05:26 Les candidats à l'élection présidentielle
05:29 peuvent recevoir des dons privés,
05:31 mais pas des dons de personnes morales ou d'entreprises.
05:34 C'est peut-être une bonne chose,
05:36 car ça évite les circuits entre la vie économique et la politique.
05:39 Par contre, ça pose la question du financement régulier
05:43 des candidats à l'élection présidentielle
05:45 et des formations politiques
05:46 qui ne peuvent pas recevoir de financement public.
05:49 -Une ingérence via les partis politiques.
05:52 On observe aussi des ingérences étrangères
05:54 via les réseaux sociaux.
05:56 Comment réguler ça, aujourd'hui,
06:00 dans la vie politique française ?
06:02 -C'est un travail de longue haleine.
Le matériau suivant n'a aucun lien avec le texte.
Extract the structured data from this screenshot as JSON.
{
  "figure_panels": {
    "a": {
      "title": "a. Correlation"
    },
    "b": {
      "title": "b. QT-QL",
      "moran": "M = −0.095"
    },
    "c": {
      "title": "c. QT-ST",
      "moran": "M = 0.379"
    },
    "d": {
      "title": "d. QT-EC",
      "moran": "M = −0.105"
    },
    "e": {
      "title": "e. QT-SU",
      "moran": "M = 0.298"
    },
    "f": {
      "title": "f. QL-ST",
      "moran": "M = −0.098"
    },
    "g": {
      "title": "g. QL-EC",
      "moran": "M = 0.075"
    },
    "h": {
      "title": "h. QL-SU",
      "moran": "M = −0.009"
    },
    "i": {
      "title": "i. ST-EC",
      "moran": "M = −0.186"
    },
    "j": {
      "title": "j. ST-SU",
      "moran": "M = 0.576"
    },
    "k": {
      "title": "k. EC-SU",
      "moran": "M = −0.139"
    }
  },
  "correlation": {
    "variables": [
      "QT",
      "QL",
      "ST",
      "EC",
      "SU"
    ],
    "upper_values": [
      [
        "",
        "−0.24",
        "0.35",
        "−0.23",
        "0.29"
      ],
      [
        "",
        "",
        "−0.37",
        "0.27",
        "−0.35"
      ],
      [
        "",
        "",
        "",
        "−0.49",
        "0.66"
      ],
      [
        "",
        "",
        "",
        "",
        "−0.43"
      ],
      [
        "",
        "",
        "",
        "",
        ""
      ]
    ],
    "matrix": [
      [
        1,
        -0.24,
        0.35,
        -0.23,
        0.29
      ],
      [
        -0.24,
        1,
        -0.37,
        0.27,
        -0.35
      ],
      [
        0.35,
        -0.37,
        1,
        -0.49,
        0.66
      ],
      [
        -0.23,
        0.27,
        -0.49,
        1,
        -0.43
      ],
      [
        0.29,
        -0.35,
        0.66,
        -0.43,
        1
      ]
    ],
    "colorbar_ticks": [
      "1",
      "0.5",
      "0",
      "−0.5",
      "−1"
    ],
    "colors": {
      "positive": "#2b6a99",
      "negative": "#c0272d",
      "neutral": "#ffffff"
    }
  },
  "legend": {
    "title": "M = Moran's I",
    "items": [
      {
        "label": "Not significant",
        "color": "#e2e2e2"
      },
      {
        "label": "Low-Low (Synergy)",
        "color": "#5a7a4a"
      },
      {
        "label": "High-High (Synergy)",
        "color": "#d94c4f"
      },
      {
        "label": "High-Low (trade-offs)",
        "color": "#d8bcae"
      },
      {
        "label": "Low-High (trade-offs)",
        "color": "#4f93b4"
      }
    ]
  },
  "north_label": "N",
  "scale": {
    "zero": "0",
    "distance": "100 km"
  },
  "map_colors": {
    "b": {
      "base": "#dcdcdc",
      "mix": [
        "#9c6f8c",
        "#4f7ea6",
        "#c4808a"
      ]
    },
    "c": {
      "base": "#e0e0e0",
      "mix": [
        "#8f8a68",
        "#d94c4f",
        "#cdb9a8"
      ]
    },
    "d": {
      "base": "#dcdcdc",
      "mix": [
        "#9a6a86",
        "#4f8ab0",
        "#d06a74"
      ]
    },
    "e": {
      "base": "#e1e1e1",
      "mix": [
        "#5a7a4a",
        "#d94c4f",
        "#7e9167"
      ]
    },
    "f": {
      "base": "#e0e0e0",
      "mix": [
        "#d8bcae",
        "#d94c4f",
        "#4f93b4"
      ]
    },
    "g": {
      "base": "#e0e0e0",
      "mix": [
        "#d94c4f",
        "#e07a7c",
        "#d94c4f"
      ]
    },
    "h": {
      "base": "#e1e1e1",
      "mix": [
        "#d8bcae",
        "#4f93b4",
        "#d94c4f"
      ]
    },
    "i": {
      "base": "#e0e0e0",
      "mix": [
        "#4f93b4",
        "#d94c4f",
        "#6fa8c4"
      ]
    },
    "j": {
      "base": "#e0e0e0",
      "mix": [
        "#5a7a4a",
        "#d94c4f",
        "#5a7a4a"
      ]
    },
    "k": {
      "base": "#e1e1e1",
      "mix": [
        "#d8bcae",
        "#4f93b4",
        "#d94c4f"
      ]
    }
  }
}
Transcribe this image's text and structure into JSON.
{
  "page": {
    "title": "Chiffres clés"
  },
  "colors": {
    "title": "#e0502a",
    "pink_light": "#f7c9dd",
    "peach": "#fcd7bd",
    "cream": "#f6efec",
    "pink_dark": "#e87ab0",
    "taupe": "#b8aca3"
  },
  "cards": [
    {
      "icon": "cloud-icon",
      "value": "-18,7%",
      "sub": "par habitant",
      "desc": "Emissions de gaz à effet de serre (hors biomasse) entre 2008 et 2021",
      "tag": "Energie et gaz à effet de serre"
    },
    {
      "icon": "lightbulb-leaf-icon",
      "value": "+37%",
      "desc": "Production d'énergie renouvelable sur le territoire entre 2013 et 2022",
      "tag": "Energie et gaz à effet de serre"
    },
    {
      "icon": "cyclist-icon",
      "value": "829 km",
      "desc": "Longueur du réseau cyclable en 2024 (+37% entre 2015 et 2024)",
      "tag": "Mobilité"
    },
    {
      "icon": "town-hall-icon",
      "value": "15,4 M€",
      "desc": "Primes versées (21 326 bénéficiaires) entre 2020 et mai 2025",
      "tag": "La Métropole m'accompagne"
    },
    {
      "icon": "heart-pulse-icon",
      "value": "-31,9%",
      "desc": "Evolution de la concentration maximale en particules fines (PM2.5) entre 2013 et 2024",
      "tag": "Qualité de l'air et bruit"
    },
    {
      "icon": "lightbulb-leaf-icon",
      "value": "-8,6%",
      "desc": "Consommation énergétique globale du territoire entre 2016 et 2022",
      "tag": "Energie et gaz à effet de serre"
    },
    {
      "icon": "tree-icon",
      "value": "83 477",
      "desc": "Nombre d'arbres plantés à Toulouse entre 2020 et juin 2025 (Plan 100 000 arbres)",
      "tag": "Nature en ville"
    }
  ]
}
06:04 Il n'y a pas de solution miracle qui va s'imposer tout de suite.
06:08 Il est évident qu'autour de davantage de civisme numérique,
06:13 davantage de civisme digital, de meilleurs comportements,
06:16 aussi une question d'éducation de longue durée.
06:19 Il y a un gros sujet, je pense.
06:21 Aujourd'hui, on bénéficie tous
06:23 d'un extraordinaire environnement digital et numérique.
06:26 Nos vies ont changé depuis l'existence de ces réseaux sociaux.
06:30 C'est devenu une sorte de place publique permanente,
06:34 de canot de communication extrêmement intéressant,
06:37 mais malheureusement souvent très mal utilisé.
06:39 Donc il y a la question de la lutte contre la désinformation.
06:43 Les chaînes d'information, vous en faites partie,
06:45 ont un rôle éminent à jouer,
06:47 en particulier les chaînes d'information du service public.
06:50 -Merci, Bruno Cotterest, d'avoir été notre invité.